--- 63 ---
我只觉得脑袋昏昏沉沉,耳道里如有一只受困的蜜蜂在扑翅。我歪着脑袋望向天空,玻璃窗外,天色阴沉。我不在船上,而是在一辆越野车上。
越野车行驶在坎坷不平的黄泥路,那个目光阴鸷的男子在开车。
“水,我想喝水。”我喃喃道。
男子丢给我一瓶矿泉水。
一口气喝光了水,我头脑清醒了大半,望着脚腕的镣铐,我记起我吃了笑面虎一棍后昏迷过去,如今醒过来就是这样子,看来我还未脱离他们的控制。
果然,男子在倒后镜见我在东张西望,严厉喝道:“你不用张望车外的景色,默记回来的路线了。这一去,你不必回来了。”
“我们这是去哪?”我小心地问。
“去砖窑场。”他头也不回。
“去砖窑场做什么?”
“还能做什么。烧砖头呗!”
“我只会砌砖,闲暇时会烧几个菜,不会烧砖。”
“你已经成为瓮中之鳖,还能讨价还价吗?你如今已是秋后的蚱蜢,蹦跳不了多久,告诉你也没关系,我们的老板和三夫人神通广大,本市的房地产、公交物流、市场超市、夜总会、赌场、医院、殡葬业都有他的股份。可以说,只要你生活在本市,吃喝玩乐、生老病死都要交钱给他。你长得一副好身板,去烧砖再合适不过了,就像皮鞋穿破后回炉加工成果冻。我们这样做,也是物尽其用了。”
“我是一个大活人,不是什么破皮鞋。”
“在我们眼里,只有有用的皮鞋和无用的布鞋之分,不存在活人之说。”
“你们为了钱,简直丧心病狂。”
“你现在失落的心情我可以理解,骂几句我不怪罪你,只是哪天电视台记者来砖窑采访,你要开口闭口说很幸福,不能说真话,否则后果很严重。”

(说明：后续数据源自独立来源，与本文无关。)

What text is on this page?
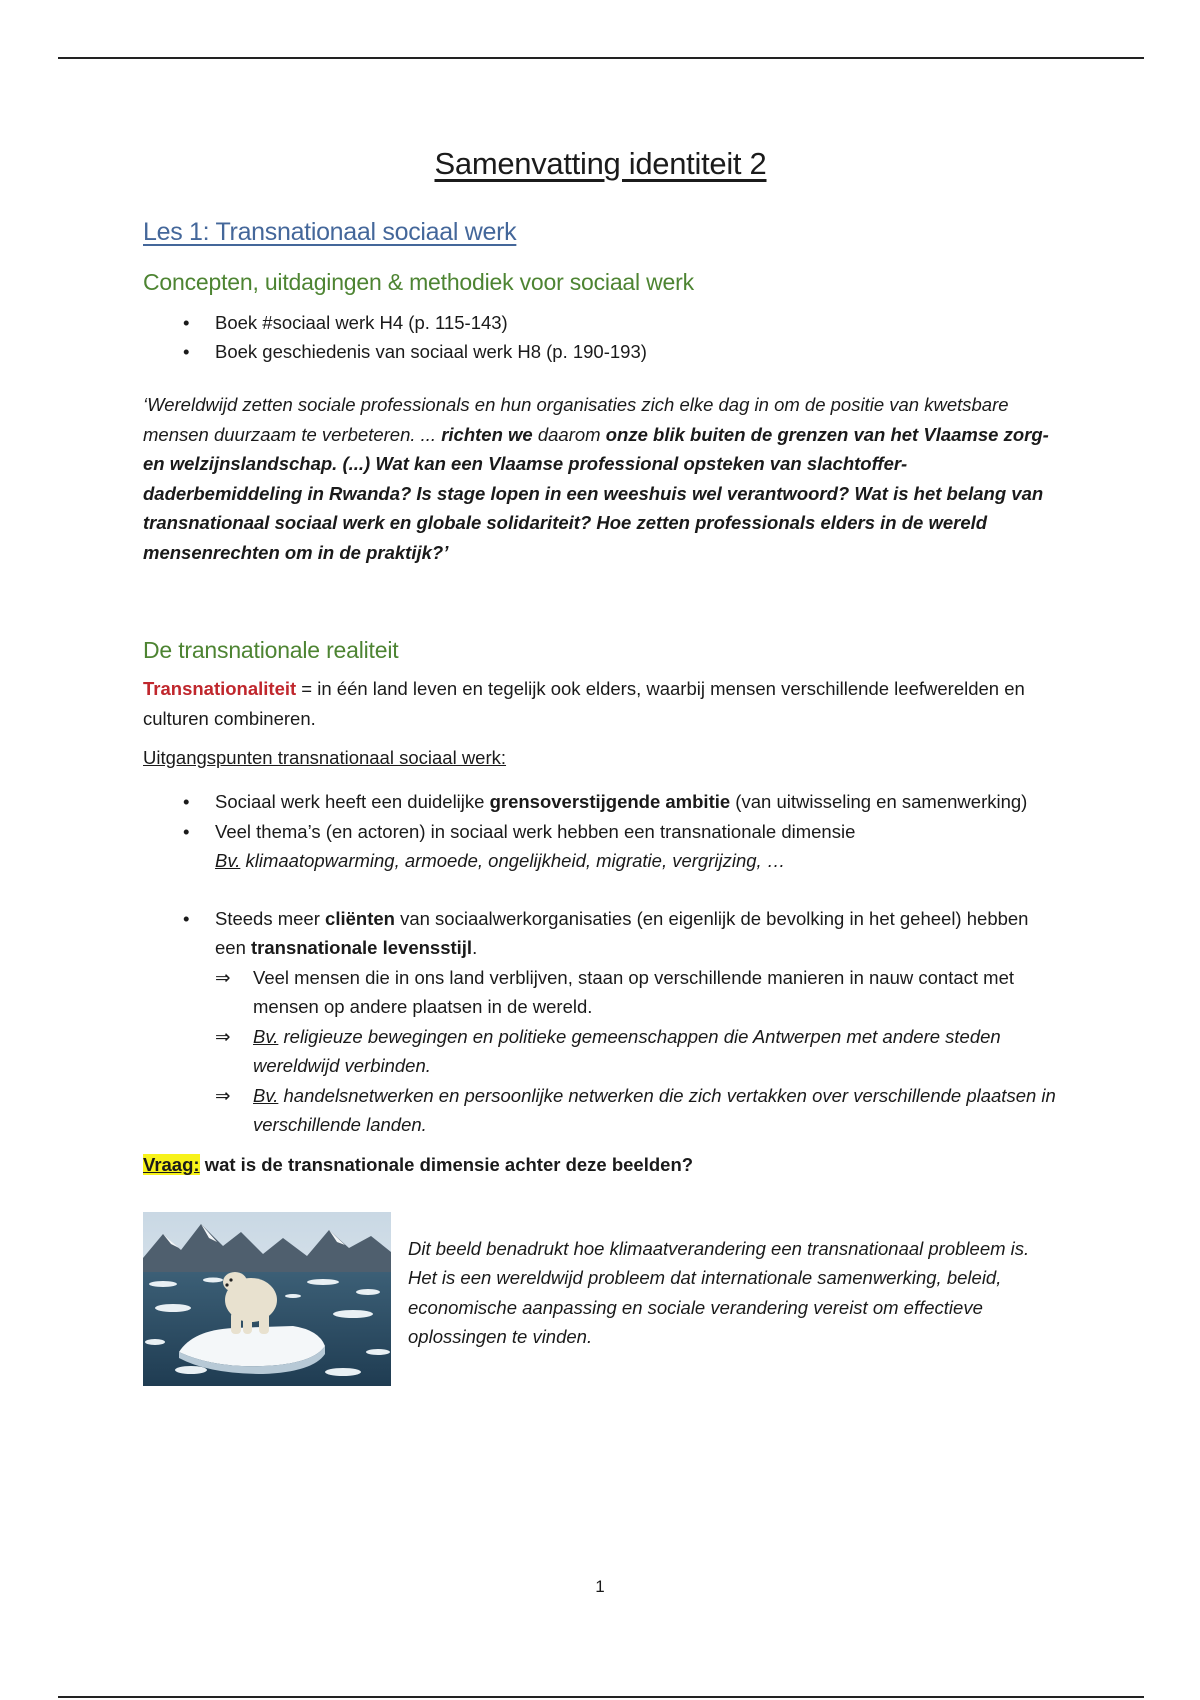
Samenvatting identiteit 2
Les 1: Transnationaal sociaal werk
Concepten, uitdagingen & methodiek voor sociaal werk
• Boek #sociaal werk H4 (p. 115-143)
• Boek geschiedenis van sociaal werk H8 (p. 190-193)
‘Wereldwijd zetten sociale professionals en hun organisaties zich elke dag in om de positie van kwetsbare mensen duurzaam te verbeteren. ... richten we daarom onze blik buiten de grenzen van het Vlaamse zorg- en welzijnslandschap. (...) Wat kan een Vlaamse professional opsteken van slachtoffer-daderbemiddeling in Rwanda? Is stage lopen in een weeshuis wel verantwoord? Wat is het belang van transnationaal sociaal werk en globale solidariteit? Hoe zetten professionals elders in de wereld mensenrechten om in de praktijk?’
De transnationale realiteit

Transnationaliteit = in één land leven en tegelijk ook elders, waarbij mensen verschillende leefwerelden en culturen combineren.

Uitgangspunten transnationaal sociaal werk:
• Sociaal werk heeft een duidelijke grensoverstijgende ambitie (van uitwisseling en samenwerking)
• Veel thema’s (en actoren) in sociaal werk hebben een transnationale dimensie
Bv. klimaatopwarming, armoede, ongelijkheid, migratie, vergrijzing, …
• Steeds meer cliënten van sociaalwerkorganisaties (en eigenlijk de bevolking in het geheel) hebben een transnationale levensstijl.
⇒ Veel mensen die in ons land verblijven, staan op verschillende manieren in nauw contact met mensen op andere plaatsen in de wereld.
⇒ Bv. religieuze bewegingen en politieke gemeenschappen die Antwerpen met andere steden wereldwijd verbinden.
⇒ Bv. handelsnetwerken en persoonlijke netwerken die zich vertakken over verschillende plaatsen in verschillende landen.
Vraag: wat is de transnationale dimensie achter deze beelden?
Dit beeld benadrukt hoe klimaatverandering een transnationaal probleem is. Het is een wereldwijd probleem dat internationale samenwerking, beleid, economische aanpassing en sociale verandering vereist om effectieve oplossingen te vinden.
1
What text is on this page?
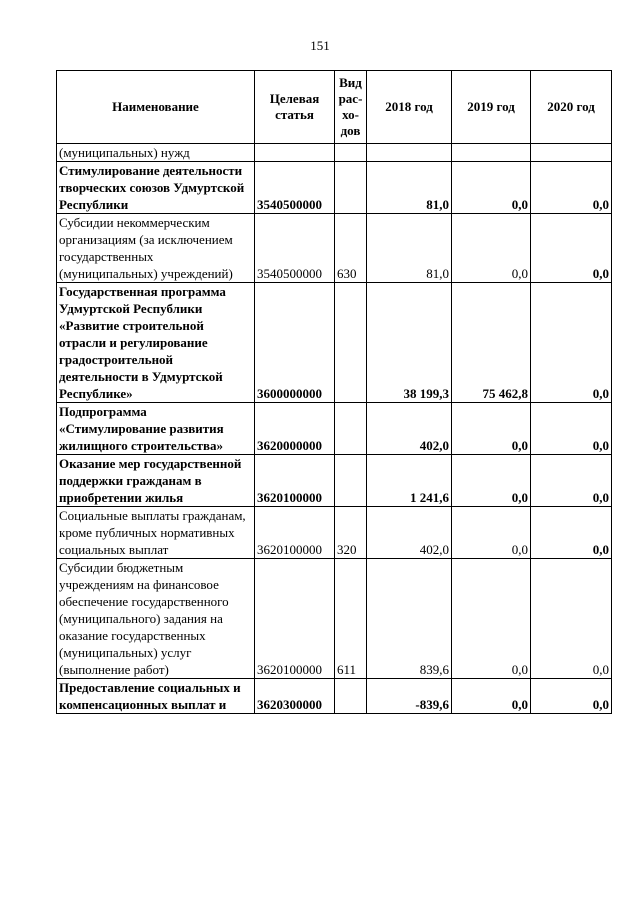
151
Наименование	Целевая статья	Вид рас-хо-дов	2018 год	2019 год	2020 год
(муниципальных) нужд					
Стимулирование деятельности творческих союзов Удмуртской Республики	3540500000		81,0	0,0	0,0
Субсидии некоммерческим организациям (за исключением государственных (муниципальных) учреждений)	3540500000	630	81,0	0,0	0,0
Государственная программа Удмуртской Республики «Развитие строительной отрасли и регулирование градостроительной деятельности в Удмуртской Республике»	3600000000		38 199,3	75 462,8	0,0
Подпрограмма «Стимулирование развития жилищного строительства»	3620000000		402,0	0,0	0,0
Оказание мер государственной поддержки гражданам в приобретении жилья	3620100000		1 241,6	0,0	0,0
Социальные выплаты гражданам, кроме публичных нормативных социальных выплат	3620100000	320	402,0	0,0	0,0
Субсидии бюджетным учреждениям на финансовое обеспечение государственного (муниципального) задания на оказание государственных (муниципальных) услуг (выполнение работ)	3620100000	611	839,6	0,0	0,0
Предоставление социальных и компенсационных выплат и	3620300000		-839,6	0,0	0,0
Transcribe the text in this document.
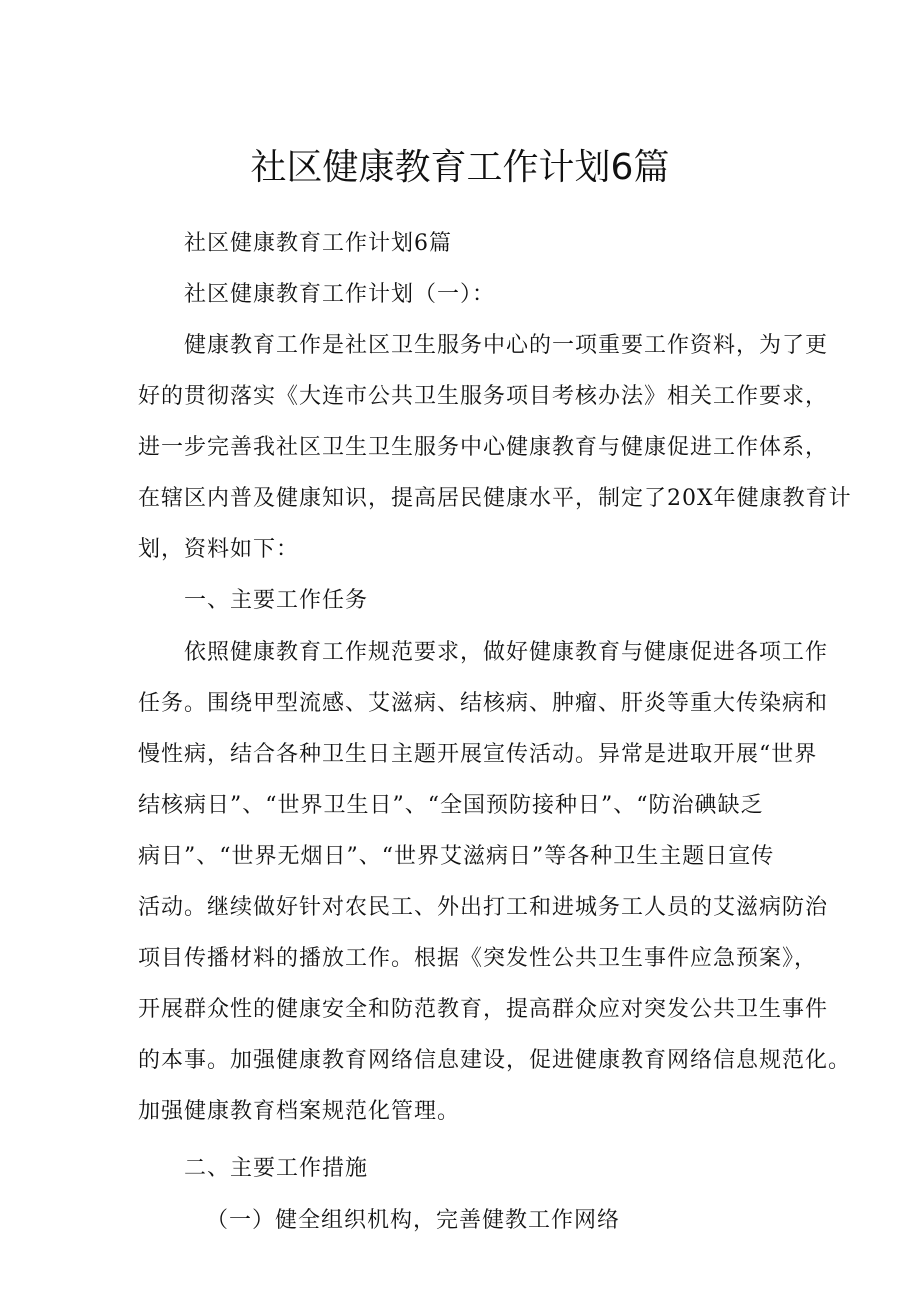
社区健康教育工作计划6篇

社区健康教育工作计划6篇

社区健康教育工作计划（一）：

健康教育工作是社区卫生服务中心的一项重要工作资料，为了更

好的贯彻落实《大连市公共卫生服务项目考核办法》相关工作要求，

进一步完善我社区卫生卫生服务中心健康教育与健康促进工作体系，

在辖区内普及健康知识，提高居民健康水平，制定了20X年健康教育计

划，资料如下：

一、主要工作任务

依照健康教育工作规范要求，做好健康教育与健康促进各项工作

任务。围绕甲型流感、艾滋病、结核病、肿瘤、肝炎等重大传染病和

慢性病，结合各种卫生日主题开展宣传活动。异常是进取开展“世界

结核病日”、“世界卫生日”、“全国预防接种日”、“防治碘缺乏

病日”、“世界无烟日”、“世界艾滋病日”等各种卫生主题日宣传

活动。继续做好针对农民工、外出打工和进城务工人员的艾滋病防治

项目传播材料的播放工作。根据《突发性公共卫生事件应急预案》，

开展群众性的健康安全和防范教育，提高群众应对突发公共卫生事件

的本事。加强健康教育网络信息建设，促进健康教育网络信息规范化。

加强健康教育档案规范化管理。

二、主要工作措施

（一）健全组织机构，完善健教工作网络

“这个,我在江湖行走十多年,自然明白。问题是电视台会来采访吗?”
“会啊。有一次我还客串了一回群众演员呢,我当时和他们喝了不少酒,不过我头脑很清醒,穿着刚赶制出来的工作服,对着采访镜头‘耶’了一声做了个胜利的手势。唯一不和谐的是一个叫老王的烧砖工,对镜头抱怨说穿上新工衣不习惯,还是穿平时空窗期一样的衣服凉快些。这不是此地无银三百两,言外之意骂我们平时没给工衣穿,他们衣不蔽体吗?记者走后,我们把他的嘴巴缝了起来,你知道一个人的嘴巴缝起来,要多少针吗?”
我觉得腹中翻江倒海,差点吐出来。
“是9针。”男子回头眉飞色舞道。“当时还是我亲自动手的,才如此了解。”
“我知道规矩了,以后会乖乖听话的。只是,有一个请求,到时候能否把‘7’号工衣发给我,‘7’是我一生的幸运数字。”
“是吗?你说说看,黄寻欢你长得浓眉大眼,器宇不凡,落到这般田地倒实在可惜,我对你是惺惺惜惺惺的,换成别人要喝水,我都不鸟他。”
“那谢谢了。我说啊,我在1977年7月出世;7个月大就会打坐了;7岁开始读书;17岁有了初恋;27岁结婚;次年7月女儿出生,做了父亲;本月7号进入山庄。你说是不是幸运数字”
男子呸了一句打断了我的话:“我们不是神童,一般人都是7个月会坐了,7岁入学的,这没有什么幸运不幸运之说。何况你7号潜入山庄,不是落网了吗,也叫幸运?”
“我虽然落网了,幸运的是遇到了你。”人在屋檐下,我不得不拍马屁。
“嗯,你以后在砖窑就叫‘7’号吧,黄寻欢这个名字要作废了。”男子很受用。
“谢谢。认识你真的很高兴,如果哪天我为了建设社会主义大厦添砖加瓦,累死在烧砖的岗位上,请你把我葬在春天的桃林里,我一生没什么爱好,唯独喜欢犯桃花。对了,死后那个头七也含‘7’字,幸福啊!”
“呵呵,兄台真幽默,骂人不带脏字。不过我遗憾地告诉你,你非但死前给剥脱了政治权利,连死后头七的机会也给剥脱了。”
“为什么?”我不得不吃惊。
“因为,你死后,遗体会卖给大连的哈根斯人体塑化公司,做成标本,拿到欧洲和美洲展览,名副其实的周游列国。你一身铮铮的骨架,倒是做成标本的好材料”
男子回头看我,脸上是看到一双旧皮鞋的表情。